Mitsui OSK Lines (MOL) on Thursday (18 July) said it has signed new supply agreements in Northern Europe and the Mediterranean region to expand the use of bio-LNG marine fuel on MOL-operated LNG-fuelled car carriers.

Titan, part of Amsterdam-based Molgas, will continue to supply bio-LNG fuel in Northwest Europe, while Axpo will take charge of supply in the Mediterranean region.

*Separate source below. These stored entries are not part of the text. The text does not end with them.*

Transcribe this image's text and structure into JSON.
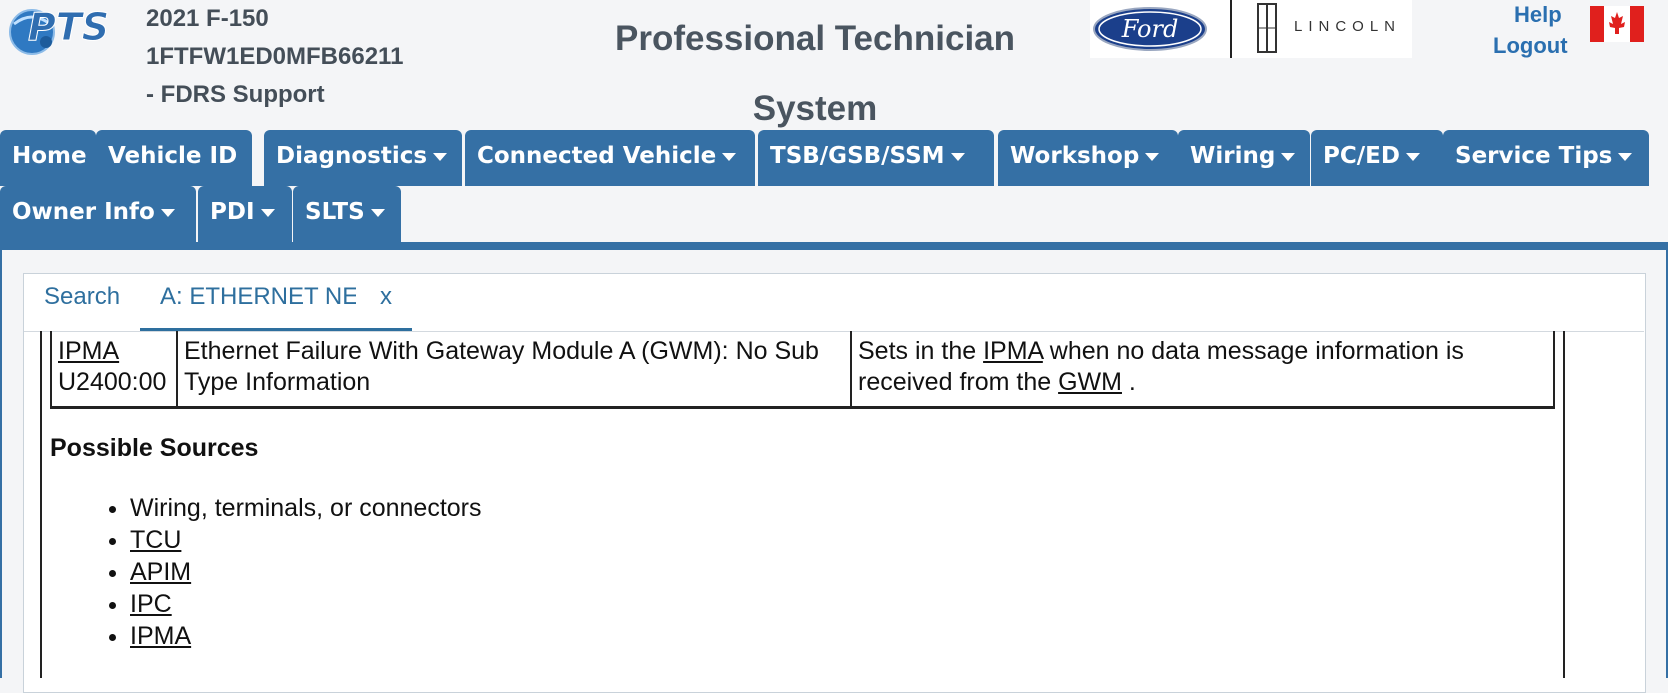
{
  "header": {
    "vehicle_model": "2021 F-150",
    "vin": "1FTFW1ED0MFB66211",
    "support": "- FDRS Support",
    "app_title": "Professional Technician System",
    "lincoln_text": "LINCOLN",
    "help": "Help",
    "logout": "Logout"
  },
  "nav": {
    "row1": [
      {
        "label": "Home",
        "dropdown": false
      },
      {
        "label": "Vehicle ID",
        "dropdown": false
      },
      {
        "label": "Diagnostics",
        "dropdown": true
      },
      {
        "label": "Connected Vehicle",
        "dropdown": true
      },
      {
        "label": "TSB/GSB/SSM",
        "dropdown": true
      },
      {
        "label": "Workshop",
        "dropdown": true
      },
      {
        "label": "Wiring",
        "dropdown": true
      },
      {
        "label": "PC/ED",
        "dropdown": true
      },
      {
        "label": "Service Tips",
        "dropdown": true
      }
    ],
    "row2": [
      {
        "label": "Owner Info",
        "dropdown": true
      },
      {
        "label": "PDI",
        "dropdown": true
      },
      {
        "label": "SLTS",
        "dropdown": true
      }
    ]
  },
  "tabs": {
    "search": "Search",
    "active": "A: ETHERNET NE",
    "close": "x"
  },
  "dtc_row": {
    "module": "IPMA",
    "code": "U2400:00",
    "description": "Ethernet Failure With Gateway Module A (GWM): No Sub Type Information",
    "condition_prefix": "Sets in the",
    "condition_module": "IPMA",
    "condition_mid": "when no data message information is received from the",
    "condition_gwm": "GWM",
    "condition_end": "."
  },
  "possible_sources": {
    "heading": "Possible Sources",
    "items": [
      {
        "text": "Wiring, terminals, or connectors",
        "link": false
      },
      {
        "text": "TCU",
        "link": true
      },
      {
        "text": "APIM",
        "link": true
      },
      {
        "text": "IPC",
        "link": true
      },
      {
        "text": "IPMA",
        "link": true
      }
    ]
  },
  "colors": {
    "nav_blue": "#3570a5",
    "link_blue": "#2a6fb0",
    "header_text": "#444e58"
  },
  "icons": [
    "pts-logo",
    "ford-logo",
    "lincoln-star-icon",
    "canada-flag-icon",
    "caret-down-icon"
  ]
}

MOL said the agreement makes it possible for its company to supply bio-LNG fuel for automobile carriers in the Mediterranean region, specifically Port of Malaga and Barcelona in Spain, following the bio-LNG fuel supply agreement in Western Europe, which commenced in March last year.

The bio-LNG fuel to be supplied in this initiative has a lifecycle carbon intensity (carbon dioxide emissions per unit of energy consumption) of -15 g-CO2/MJ or less, from production through consumption. Furthermore, this bio-LNG fuel has obtained International Sustainability and Carbon Certification (ISCC-EU). 

“Through this supply agreement, MOL has established a framework that ensures a continuous and stable supply of bio-LNG fuel not only in Northern Europe but also in the Mediterranean,” the company said.

As part of the group’s efforts to adopt alternative fuels and achieve net-zero greenhouse gas (GHG) emissions, it is utilising LNG-fuelled vessels as a bridge solution to facilitate the transition to carbon-neutral fuels such as bio-LNG and synthetic LNG (e-methane).

In 2025, MOL signed a bio LNG fuel supply agreement in Northwest Europe with Titan, part of the Molgas, and MOL has continued this bio LNG fuel supply agreement with the same company in 2026 as well.